Exploring the criteria for assessing hypoxemia in patients with obstructive sleep apnea from the standpoint of hypertension
10.3760/cma.j.cn115330-20241022-00593
- VernacularTitle:从高血压角度探讨阻塞性睡眠呼吸暂停患者低氧血症分度的标准
- Author:
Leilei YU
1
;
Shizhen ZOU
1
;
Yuanyuan JIA
1
;
Rong ZHANG
1
;
Jinrang LI
1
Author Information
1. 中国人民解放军总医院第六医学中心耳鼻咽喉头颈外科医学部咽喉嗓音外科 国家耳鼻咽喉疾病临床医学研究中心,北京 100048
- Publication Type:Journal Article
- Keywords:
Sleep apnea, Obstructive;
Hypoxemia;
Hypertension
- From:
Chinese Journal of Otorhinolaryngology Head and Neck Surgery
2025;60(4):441-446
- CountryChina
- Language:Chinese
-
Abstract:
Objective:To determine appropriate cutoff values for evaluating hypoxemia severity in patients with obstructive sleep apnea (OSA).Methods:This cross-sectional study selected data from 1, 781 young patients with obstructive sleep apnea (OSA) who underwent polysomnography in the Department of Otorhinolaryngology Head and Neck Surgery of the Sixth Medical Center of PLA General Hospital from January 2015 to June 2023. The cohort included 1, 604 males and 177 females, with a mean age of (32.6±5.3) years. The relationship between the minimum arterial oxygen saturation (MSaO 2) and the prevalence of hypertension in this population was investigated. Subjects were categorized into seven groups based on MSaO 2 levels: Group 1 (MSaO 2≥90%), Group 2 (85%≤MSaO 2<90%), Group 3 (80%≤MSaO 2<85%), Group 4 (75%≤MSaO 2<80%), Group 5 (70%≤MSaO 2<75%), Group 6 (65%≤MSaO 2<70%), and Group 7 (MSaO 2<65%). The prevalence of hypertension in each group was statistically analyzed, and the chi-square test was used to identify significant differences in hypertension prevalence. The diagnostic performance of the new versus traditional grouping methods was evaluated using receiver operating characteristic (ROC) curve analysis. Results:Among the 1, 781 OSA patients, 915 had hypertension. The prevalence of hypertension in Groups 1 to 7 was 27.8%, 42.4%, 52.2%, 54.1%, 59.5%, 70.5%, and 75.4%, respectively. Significant differences in hypertension prevalence were observed between Group 1 and other groups, Group 2 and Groups 5-7, Group 3 and Groups 6-7, and Group 4 and Group 7( χ2=187.94, P<0.001).

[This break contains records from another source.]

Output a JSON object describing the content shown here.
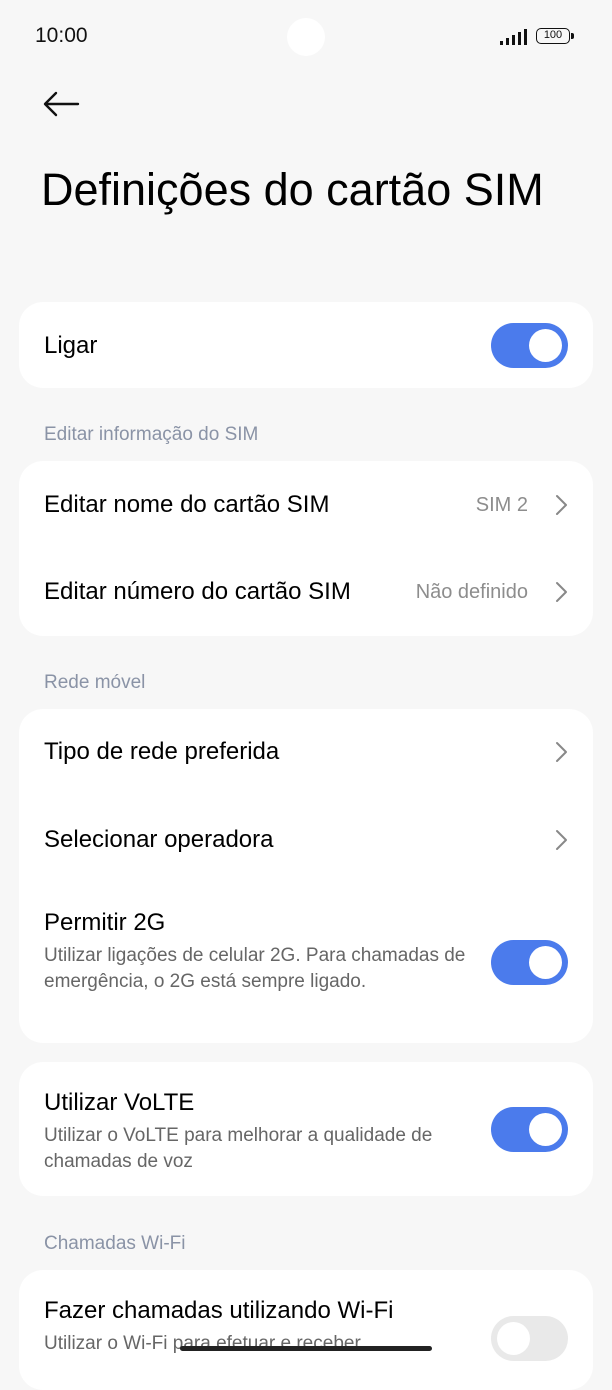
{
  "status_bar": {
    "time": "10:00",
    "battery": "100"
  },
  "page": {
    "title": "Definições do cartão SIM"
  },
  "power": {
    "label": "Ligar",
    "on": true
  },
  "sections": {
    "sim_info": "Editar informação do SIM",
    "mobile_network": "Rede móvel",
    "wifi_calling": "Chamadas Wi-Fi"
  },
  "sim_info": {
    "edit_name_label": "Editar nome do cartão SIM",
    "edit_name_value": "SIM 2",
    "edit_number_label": "Editar número do cartão SIM",
    "edit_number_value": "Não definido"
  },
  "mobile_network": {
    "preferred_type_label": "Tipo de rede preferida",
    "select_operator_label": "Selecionar operadora",
    "allow_2g_label": "Permitir 2G",
    "allow_2g_desc": "Utilizar ligações de celular 2G. Para chamadas de emergência, o 2G está sempre ligado.",
    "allow_2g_on": true
  },
  "volte": {
    "label": "Utilizar VoLTE",
    "desc": "Utilizar o VoLTE para melhorar a qualidade de chamadas de voz",
    "on": true
  },
  "wifi_calling": {
    "label": "Fazer chamadas utilizando Wi-Fi",
    "desc": "Utilizar o Wi-Fi para efetuar e receber",
    "on": false
  }
}
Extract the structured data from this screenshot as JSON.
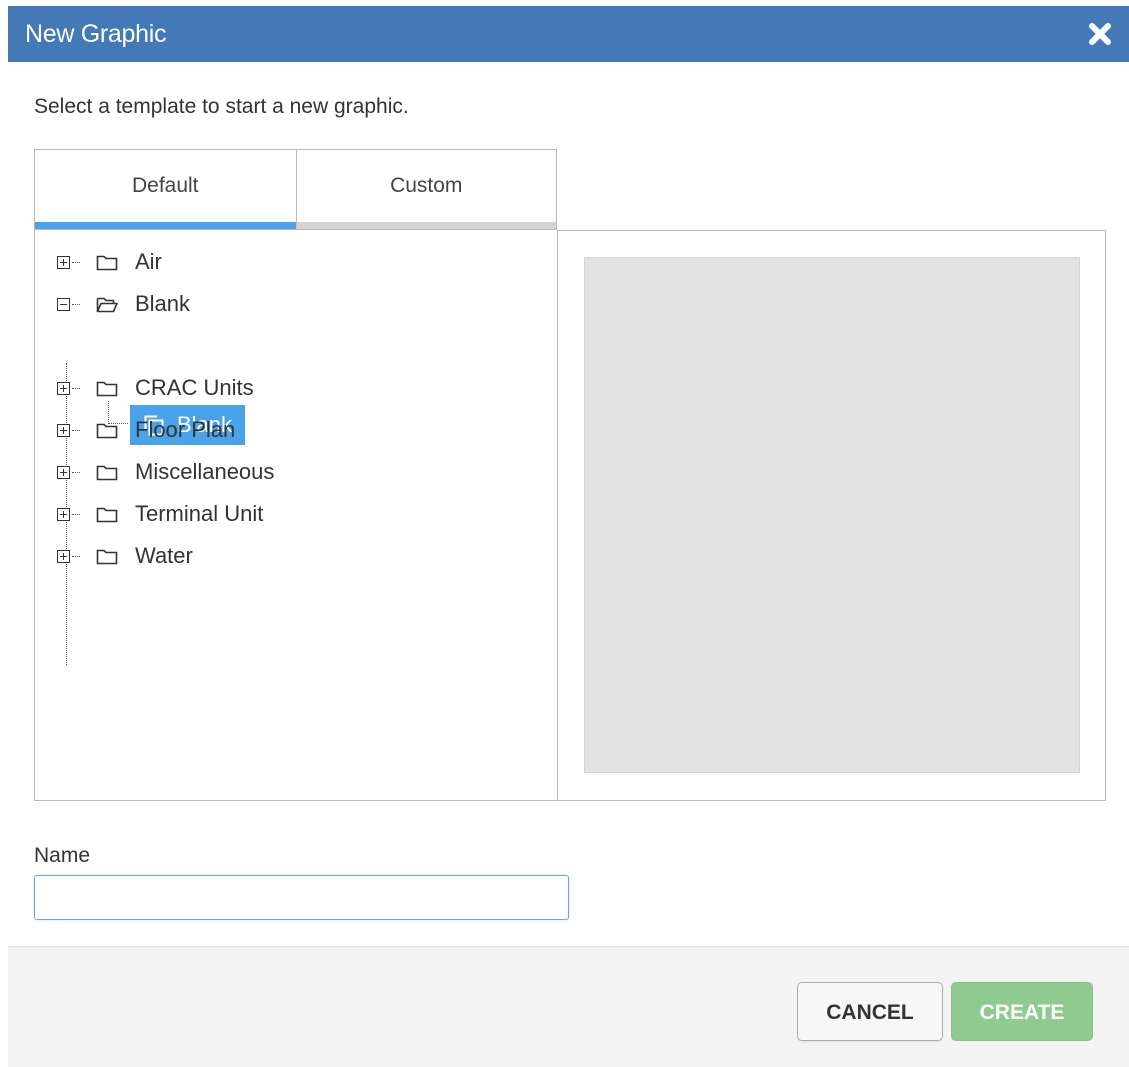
{
  "dialog": {
    "title": "New Graphic",
    "close_icon": "close-icon",
    "instruction": "Select a template to start a new graphic."
  },
  "tabs": [
    {
      "label": "Default",
      "active": true
    },
    {
      "label": "Custom",
      "active": false
    }
  ],
  "tree": {
    "items": [
      {
        "label": "Air",
        "expanded": false
      },
      {
        "label": "Blank",
        "expanded": true,
        "children": [
          {
            "label": "Blank",
            "selected": true
          }
        ]
      },
      {
        "label": "CRAC Units",
        "expanded": false
      },
      {
        "label": "Floor Plan",
        "expanded": false
      },
      {
        "label": "Miscellaneous",
        "expanded": false
      },
      {
        "label": "Terminal Unit",
        "expanded": false
      },
      {
        "label": "Water",
        "expanded": false
      }
    ]
  },
  "name_field": {
    "label": "Name",
    "value": "",
    "placeholder": ""
  },
  "footer": {
    "cancel_label": "CANCEL",
    "create_label": "CREATE"
  },
  "colors": {
    "title_bar": "#4279b6",
    "active_tab": "#4aa3e8",
    "selection": "#4aa3e8",
    "create_button": "#8fcb8e",
    "preview_background": "#e3e3e3"
  }
}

After merging the groups based on MSaO 2 thresholds of≥90%, 90%>MSaO 2≥85%, 85%>MSaO 2≥75%, and MSaO 2<75%, the prevalence of hypertension in the new groups was 27.8%, 42.4%, 53.0%, and 71.2%, respectively, with significant differences between adjacent groups( χ2=178.99, P<0.001). ROC curve analysis revealed that the area under the curve (AUC) for the new grouping method (0.676) was higher than that for the original grouping method (0.664). Conclusions:As hypoxemia severity increases in OSA, so does the prevalence of comorbid hypertension. Using MSaO 2 cutoff values of 90%, 85%, and 75% to categorize hypoxemia severity appears more appropriate compared to the existing guideline values of 90%, 85%, and 80%.